No se nos ocurre mejor ejemplo que este: si damos con una opción incorrecta, veremos un corazón roto y Richard estará solo en una cama, diciéndonos por qué lo hemos hecho mal. Si damos con una opción válida, veremos a Richard en la misma cama (con gafas, para que se entienda que es nuestro profesor), pero acompañado de dos "tias buenas" poniendo cara intensa; por último, si damos con la mejor opción, veremos a esas mismas chicas, pero esta vez en ropa interior. ¡Jo, jo, jo, al fin y al cabo eso es lo único que queremos los tíos, tetas bien gordas! No es el primer juego de ligar, ni mucho menos (ahí tenemos locuras como Summer Lesson o el loco Hatoful Boyfriend), pero sí es quizá el que más habla sin descaro en el quid materialista de la cuestión.

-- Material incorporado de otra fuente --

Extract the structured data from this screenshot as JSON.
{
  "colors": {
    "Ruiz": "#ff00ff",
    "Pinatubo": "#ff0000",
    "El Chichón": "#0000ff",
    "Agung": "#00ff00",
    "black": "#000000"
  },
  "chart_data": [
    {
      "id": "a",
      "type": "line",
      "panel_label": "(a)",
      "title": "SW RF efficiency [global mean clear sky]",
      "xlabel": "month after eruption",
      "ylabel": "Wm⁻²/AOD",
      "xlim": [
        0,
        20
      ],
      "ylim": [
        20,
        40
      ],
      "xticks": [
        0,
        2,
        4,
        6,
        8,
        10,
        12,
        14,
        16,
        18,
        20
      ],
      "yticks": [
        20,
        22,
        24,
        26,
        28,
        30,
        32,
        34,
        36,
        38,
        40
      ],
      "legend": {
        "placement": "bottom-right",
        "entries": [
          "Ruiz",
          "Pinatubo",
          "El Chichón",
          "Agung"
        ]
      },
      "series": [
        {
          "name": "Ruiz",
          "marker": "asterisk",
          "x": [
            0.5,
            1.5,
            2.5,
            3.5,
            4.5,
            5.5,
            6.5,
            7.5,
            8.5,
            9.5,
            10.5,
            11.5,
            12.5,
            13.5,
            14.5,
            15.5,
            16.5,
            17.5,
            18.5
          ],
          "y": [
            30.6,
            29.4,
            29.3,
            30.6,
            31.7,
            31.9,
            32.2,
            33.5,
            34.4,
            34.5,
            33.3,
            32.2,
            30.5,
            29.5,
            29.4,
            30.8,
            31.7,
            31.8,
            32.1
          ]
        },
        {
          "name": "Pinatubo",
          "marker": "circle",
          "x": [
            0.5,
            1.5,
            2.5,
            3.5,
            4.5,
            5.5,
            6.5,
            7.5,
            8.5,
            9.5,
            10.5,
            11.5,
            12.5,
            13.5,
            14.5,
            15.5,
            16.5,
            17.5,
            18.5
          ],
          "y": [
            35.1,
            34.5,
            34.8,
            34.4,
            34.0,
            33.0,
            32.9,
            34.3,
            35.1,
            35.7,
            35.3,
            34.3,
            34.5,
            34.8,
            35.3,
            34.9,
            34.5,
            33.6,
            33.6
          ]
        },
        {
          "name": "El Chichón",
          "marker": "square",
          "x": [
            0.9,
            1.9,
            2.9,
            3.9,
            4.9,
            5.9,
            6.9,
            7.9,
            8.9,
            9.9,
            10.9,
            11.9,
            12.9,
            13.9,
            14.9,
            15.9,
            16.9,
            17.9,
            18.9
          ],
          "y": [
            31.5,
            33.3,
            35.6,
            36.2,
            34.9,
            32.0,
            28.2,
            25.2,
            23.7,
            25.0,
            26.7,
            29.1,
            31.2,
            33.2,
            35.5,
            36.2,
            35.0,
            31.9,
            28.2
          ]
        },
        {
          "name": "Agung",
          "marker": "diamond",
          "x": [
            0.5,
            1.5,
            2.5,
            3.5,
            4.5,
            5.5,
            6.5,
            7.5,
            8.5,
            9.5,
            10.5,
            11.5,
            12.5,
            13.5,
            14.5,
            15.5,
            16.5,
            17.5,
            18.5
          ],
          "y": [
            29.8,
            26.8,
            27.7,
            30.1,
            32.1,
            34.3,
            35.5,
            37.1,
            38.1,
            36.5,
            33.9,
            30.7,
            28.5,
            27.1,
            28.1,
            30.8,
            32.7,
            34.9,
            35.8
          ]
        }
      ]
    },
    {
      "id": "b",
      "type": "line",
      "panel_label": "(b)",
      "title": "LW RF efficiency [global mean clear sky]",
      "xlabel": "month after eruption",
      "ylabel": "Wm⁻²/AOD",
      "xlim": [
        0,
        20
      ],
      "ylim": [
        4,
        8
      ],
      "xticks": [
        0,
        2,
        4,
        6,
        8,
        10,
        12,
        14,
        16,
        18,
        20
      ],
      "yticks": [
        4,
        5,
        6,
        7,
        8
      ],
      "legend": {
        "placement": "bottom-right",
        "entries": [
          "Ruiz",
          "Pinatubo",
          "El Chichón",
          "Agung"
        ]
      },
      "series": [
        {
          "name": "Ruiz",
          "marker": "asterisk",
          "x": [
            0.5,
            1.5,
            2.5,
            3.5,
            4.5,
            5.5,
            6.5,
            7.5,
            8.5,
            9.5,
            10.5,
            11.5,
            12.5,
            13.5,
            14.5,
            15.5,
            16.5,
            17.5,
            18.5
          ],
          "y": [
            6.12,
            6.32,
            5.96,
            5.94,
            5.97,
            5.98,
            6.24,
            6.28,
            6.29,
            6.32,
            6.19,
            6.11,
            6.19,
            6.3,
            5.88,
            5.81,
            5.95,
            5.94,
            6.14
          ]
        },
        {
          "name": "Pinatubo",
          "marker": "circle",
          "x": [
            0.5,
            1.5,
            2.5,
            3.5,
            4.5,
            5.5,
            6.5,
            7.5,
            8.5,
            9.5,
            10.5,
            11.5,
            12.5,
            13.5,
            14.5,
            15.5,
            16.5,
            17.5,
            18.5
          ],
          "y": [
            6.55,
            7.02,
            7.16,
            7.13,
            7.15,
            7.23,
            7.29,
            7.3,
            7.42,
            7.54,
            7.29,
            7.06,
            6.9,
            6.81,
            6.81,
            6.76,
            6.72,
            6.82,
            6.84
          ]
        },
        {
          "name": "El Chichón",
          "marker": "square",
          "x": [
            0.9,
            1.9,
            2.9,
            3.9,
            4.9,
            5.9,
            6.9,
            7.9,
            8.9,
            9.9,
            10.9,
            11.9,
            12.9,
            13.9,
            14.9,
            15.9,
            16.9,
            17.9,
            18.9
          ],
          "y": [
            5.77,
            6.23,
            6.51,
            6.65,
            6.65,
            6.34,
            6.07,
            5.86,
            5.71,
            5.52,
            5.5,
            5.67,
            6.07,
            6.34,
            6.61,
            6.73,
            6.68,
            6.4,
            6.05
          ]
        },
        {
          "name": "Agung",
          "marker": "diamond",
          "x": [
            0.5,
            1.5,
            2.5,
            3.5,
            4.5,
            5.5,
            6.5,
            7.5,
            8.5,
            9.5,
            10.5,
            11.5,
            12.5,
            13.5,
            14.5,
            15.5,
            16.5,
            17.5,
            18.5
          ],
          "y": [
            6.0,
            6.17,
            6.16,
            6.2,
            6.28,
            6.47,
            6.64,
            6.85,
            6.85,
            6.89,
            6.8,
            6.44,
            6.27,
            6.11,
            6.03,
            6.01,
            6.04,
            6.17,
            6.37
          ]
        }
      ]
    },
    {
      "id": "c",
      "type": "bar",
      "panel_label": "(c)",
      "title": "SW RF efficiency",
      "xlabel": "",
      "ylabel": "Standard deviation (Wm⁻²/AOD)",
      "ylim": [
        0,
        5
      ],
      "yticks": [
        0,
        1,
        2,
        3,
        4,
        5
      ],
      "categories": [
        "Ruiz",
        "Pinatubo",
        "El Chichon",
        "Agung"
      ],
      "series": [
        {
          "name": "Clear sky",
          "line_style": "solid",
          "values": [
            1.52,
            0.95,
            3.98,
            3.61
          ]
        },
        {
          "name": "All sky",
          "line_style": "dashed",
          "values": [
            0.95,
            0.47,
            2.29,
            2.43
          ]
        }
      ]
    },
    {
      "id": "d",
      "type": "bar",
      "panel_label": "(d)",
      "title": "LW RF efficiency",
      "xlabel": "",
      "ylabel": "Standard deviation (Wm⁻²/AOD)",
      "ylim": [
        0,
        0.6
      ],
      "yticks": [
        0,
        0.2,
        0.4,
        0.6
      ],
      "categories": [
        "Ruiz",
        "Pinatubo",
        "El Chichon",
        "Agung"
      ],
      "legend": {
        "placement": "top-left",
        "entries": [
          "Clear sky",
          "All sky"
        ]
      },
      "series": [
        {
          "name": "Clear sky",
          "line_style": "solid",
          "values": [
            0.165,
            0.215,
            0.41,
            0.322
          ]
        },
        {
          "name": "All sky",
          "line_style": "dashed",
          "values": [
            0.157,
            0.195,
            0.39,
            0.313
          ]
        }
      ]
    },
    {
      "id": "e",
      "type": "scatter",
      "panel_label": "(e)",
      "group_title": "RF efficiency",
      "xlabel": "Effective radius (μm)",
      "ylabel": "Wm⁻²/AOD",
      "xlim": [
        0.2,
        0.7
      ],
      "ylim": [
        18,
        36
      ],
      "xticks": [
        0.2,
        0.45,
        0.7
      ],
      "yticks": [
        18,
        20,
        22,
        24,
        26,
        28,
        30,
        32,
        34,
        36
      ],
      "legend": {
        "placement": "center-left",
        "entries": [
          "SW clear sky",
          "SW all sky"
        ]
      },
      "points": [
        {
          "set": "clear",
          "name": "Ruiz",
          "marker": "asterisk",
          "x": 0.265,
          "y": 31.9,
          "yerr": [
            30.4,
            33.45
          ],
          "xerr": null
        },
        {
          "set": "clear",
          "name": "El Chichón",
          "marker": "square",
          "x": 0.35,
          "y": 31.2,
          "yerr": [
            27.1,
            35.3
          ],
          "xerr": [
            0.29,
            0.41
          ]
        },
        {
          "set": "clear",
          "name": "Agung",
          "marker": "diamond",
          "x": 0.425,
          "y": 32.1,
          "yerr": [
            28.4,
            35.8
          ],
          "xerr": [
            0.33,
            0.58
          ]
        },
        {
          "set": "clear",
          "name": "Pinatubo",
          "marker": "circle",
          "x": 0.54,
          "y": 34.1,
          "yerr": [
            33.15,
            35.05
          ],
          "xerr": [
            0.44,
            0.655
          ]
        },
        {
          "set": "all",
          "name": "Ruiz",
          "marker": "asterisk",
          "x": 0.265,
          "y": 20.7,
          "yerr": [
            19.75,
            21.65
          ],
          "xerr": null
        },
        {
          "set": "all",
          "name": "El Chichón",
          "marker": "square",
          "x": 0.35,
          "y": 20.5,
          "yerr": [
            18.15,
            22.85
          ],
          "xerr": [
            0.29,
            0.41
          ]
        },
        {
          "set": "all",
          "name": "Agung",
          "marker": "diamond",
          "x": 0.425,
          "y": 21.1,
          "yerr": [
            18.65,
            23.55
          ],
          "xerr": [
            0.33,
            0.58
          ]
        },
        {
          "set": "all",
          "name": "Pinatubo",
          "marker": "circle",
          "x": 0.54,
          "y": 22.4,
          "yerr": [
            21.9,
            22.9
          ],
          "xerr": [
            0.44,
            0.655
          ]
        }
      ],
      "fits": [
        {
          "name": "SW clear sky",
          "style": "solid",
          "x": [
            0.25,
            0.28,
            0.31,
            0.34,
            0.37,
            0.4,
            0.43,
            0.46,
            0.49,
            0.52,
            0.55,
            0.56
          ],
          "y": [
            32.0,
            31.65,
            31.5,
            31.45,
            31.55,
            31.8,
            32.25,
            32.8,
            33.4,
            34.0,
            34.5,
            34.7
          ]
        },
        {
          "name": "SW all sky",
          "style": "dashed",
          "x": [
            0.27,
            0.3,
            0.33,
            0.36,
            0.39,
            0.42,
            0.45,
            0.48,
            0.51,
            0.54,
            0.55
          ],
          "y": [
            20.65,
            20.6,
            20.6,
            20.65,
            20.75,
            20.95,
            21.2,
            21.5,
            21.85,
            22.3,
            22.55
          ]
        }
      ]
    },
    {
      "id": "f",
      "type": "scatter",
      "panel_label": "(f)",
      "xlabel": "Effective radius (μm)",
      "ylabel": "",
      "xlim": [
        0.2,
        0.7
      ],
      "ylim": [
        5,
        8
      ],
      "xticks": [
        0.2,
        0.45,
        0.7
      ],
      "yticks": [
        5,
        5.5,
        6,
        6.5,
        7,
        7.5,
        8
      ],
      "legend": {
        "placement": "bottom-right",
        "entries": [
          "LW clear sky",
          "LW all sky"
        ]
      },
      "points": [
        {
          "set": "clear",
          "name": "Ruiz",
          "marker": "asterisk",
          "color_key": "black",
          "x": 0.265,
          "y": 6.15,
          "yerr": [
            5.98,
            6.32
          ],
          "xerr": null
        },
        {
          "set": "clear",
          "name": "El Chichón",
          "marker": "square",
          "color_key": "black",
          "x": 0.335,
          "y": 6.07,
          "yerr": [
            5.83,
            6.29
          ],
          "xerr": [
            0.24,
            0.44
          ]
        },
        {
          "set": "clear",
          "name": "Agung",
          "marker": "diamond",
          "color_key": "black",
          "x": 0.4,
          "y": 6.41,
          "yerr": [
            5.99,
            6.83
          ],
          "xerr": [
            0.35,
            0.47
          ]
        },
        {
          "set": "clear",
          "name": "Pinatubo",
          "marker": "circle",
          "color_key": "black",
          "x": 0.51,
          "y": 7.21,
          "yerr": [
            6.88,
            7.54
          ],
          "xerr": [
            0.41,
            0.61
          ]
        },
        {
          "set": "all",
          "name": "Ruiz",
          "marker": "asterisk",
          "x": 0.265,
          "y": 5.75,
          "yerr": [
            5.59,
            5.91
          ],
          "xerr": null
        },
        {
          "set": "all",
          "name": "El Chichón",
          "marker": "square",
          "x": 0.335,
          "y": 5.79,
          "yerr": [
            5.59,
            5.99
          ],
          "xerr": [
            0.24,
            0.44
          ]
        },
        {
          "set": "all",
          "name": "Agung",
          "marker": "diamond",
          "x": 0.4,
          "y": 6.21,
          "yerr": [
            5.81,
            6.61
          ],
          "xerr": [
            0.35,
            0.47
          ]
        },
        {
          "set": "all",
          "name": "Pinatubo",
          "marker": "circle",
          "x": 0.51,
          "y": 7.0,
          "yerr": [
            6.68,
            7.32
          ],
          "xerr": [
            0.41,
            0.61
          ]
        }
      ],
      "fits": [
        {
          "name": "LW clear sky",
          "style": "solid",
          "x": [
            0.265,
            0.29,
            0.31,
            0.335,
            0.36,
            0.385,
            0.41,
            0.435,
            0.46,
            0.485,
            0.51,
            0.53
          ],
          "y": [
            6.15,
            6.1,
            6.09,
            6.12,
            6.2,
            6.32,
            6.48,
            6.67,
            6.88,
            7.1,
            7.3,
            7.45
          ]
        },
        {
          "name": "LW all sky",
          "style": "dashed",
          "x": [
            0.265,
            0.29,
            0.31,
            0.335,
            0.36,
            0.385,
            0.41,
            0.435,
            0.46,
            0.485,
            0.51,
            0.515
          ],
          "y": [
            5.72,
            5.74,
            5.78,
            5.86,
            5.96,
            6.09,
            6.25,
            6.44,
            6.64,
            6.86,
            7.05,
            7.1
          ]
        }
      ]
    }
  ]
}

En definitiva, Super Seducer es una especie de aventura conversacional que seguramente escandalizará a más de uno por razones obvias... Pero es que además es un juego de lo más soso. Tras las risas picaronas de las primeras pruebas, pasaremos a un hartazgo hacia la mitad el modo Historia. Si vais a jugarlo para ver carnaza... Mirad para otro lado, ya que aquí no se ven más que un par de besos. Eso sí, Richard es guapísimo y tiene un acento inglés de lo más embriagador...

Valoración

Estamos seguros de que La Ruina es un maestro seductor, pero a nosotros no ha conseguido seducirnos. Suponemos que servirá como manual para alguien...

Hobby

41

Malo

Lo mejor

Las opciones más absurdas os harán soltar una carcajada.

Lo peor

La propia premisa de la que parte es, como mínimo, cuestionable. En lo jugable, es bastante tostón.